Des médecins s’opposent à la politique de l’administration Trump et rappellent que l'avortement est une procédure médicale légale. Ils considèrent que l'interdiction de conseiller les femmes à ce sujet vient empiéter sur la relation entre le médecin et sa patiente.

La vice-présidente de l'Association nationale de planification familiale, Jessica Marcella, met aussi en garde contre la séparation physique entre ces cliniques et les établissements où l'avortement est pratiqué. Cette distance vient perturber les services offerts aux femmes dans tout le pays, dit-elle.

Actuellement, les fonds fédéraux de planification familiale ne peuvent pas être utilisés pour financer les interruptions volontaires de grossesse (IVG).

Les opposants à l'avortement affirment qu'il ne revient pas aux contribuables de payer pour cette procédure, qui vient d'être interdite dans l'État de l'Iowa.

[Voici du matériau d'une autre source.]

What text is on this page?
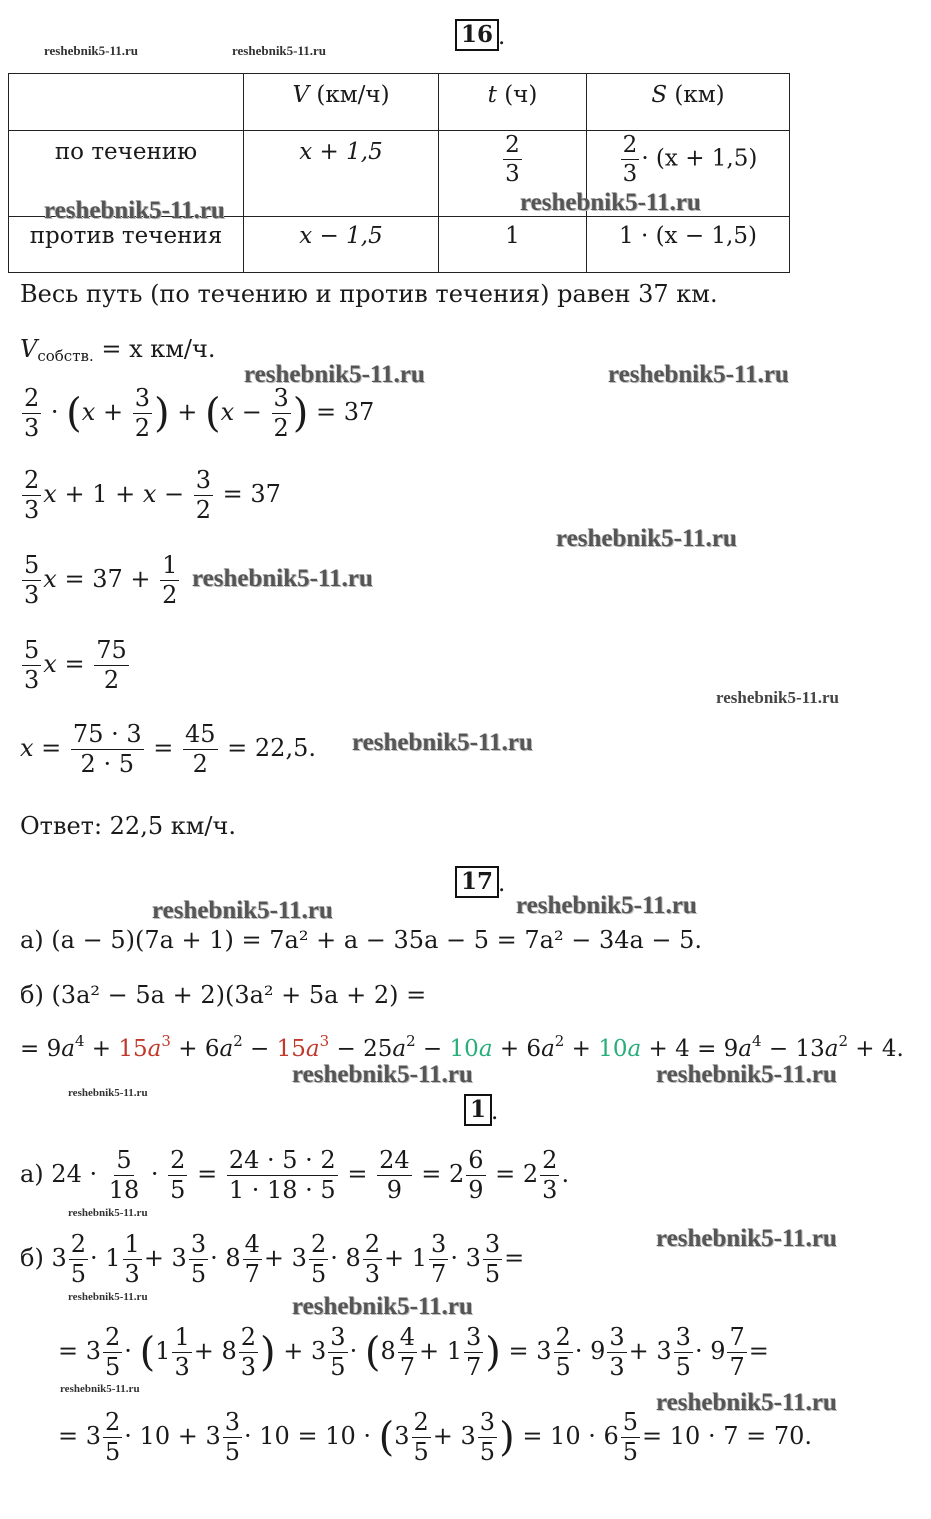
16 .
reshebnik5-11.ru	reshebnik5-11.ru
	V (км/ч)	t (ч)	S (км)
по течению	x + 1,5	$\frac{2}{3}$	$\frac{2}{3} \cdot (x + 1,5)$
против течения	x − 1,5	1	1 · (x − 1,5)
reshebnik5-11.ru	reshebnik5-11.ru
Весь путь (по течению и против течения) равен 37 км.
$V_{собств.} = x$ км/ч.
reshebnik5-11.ru	reshebnik5-11.ru
$\frac{2}{3} \cdot (x + \frac{3}{2}$ ) + ($x - \frac{3}{2}$ ) = 37
$\frac{2}{3}$ $x + 1 + x - \frac{3}{2} = 37$
reshebnik5-11.ru
$\frac{5}{3}$ $x = 37 + \frac{1}{2}$ reshebnik5-11.ru
$\frac{5}{3}$ $x = \frac{75}{2}$
reshebnik5-11.ru
$x = \frac{75 \cdot 3}{2 \cdot 5} = \frac{45}{2} = 22,5$. reshebnik5-11.ru
Ответ: 22,5 км/ч.
17 .
reshebnik5-11.ru	reshebnik5-11.ru
а) (a − 5)(7a + 1) = 7a² + a − 35a − 5 = 7a² − 34a − 5.
б) (3a² − 5a + 2)(3a² + 5a + 2) =
= $9a^4 + 15a^3 + 6a^2 - 15a^3 - 25a^2 - 10a + 6a^2 + 10a + 4 = 9a^4 - 13a^2 + 4$.
reshebnik5-11.ru	reshebnik5-11.ru
reshebnik5-11.ru
1 .
а) $24 \cdot \frac{5}{18} \cdot \frac{2}{5} = \frac{24 \cdot 5 \cdot 2}{1 \cdot 18 \cdot 5} = \frac{24}{9} = 2 \frac{6}{9} = 2 \frac{2}{3}$ .
reshebnik5-11.ru
reshebnik5-11.ru
б) $3 \frac{2}{5} \cdot 1 \frac{1}{3} + 3 \frac{3}{5} \cdot 8 \frac{4}{7} + 3 \frac{2}{5} \cdot 8 \frac{2}{3} + 1 \frac{3}{7} \cdot 3 \frac{3}{5}$ =
reshebnik5-11.ru	reshebnik5-11.ru
= $3 \frac{2}{5} \cdot (1 \frac{1}{3} + 8 \frac{2}{3}$ ) + $3 \frac{3}{5} \cdot (8 \frac{4}{7} + 1 \frac{3}{7}$ ) = $3 \frac{2}{5} \cdot 9 \frac{3}{3} + 3 \frac{3}{5} \cdot 9 \frac{7}{7}$ =
reshebnik5-11.ru	reshebnik5-11.ru
= $3 \frac{2}{5} \cdot 10 + 3 \frac{3}{5} \cdot 10 = 10 \cdot (3 \frac{2}{5} + 3 \frac{3}{5}$ ) = $10 \cdot 6 \frac{5}{5} = 10 \cdot 7 = 70$.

À ce jour, il s'agit de la loi la plus contraignante du pays en matière d'avortement : le texte interdit qui interdit l’avortement dès que les battements du cœur du fœtus sont détectés.

Les opposants à l'avortement ont par ailleurs lancé une pétition pour inciter les élus du Congrès à soutenir la proposition de l'administration Trump.

Quatre millions de femmes bénéficient du programme national de planification familiale chaque année aux États-Unis. Il en coûte 260 millions de dollars aux contribuables.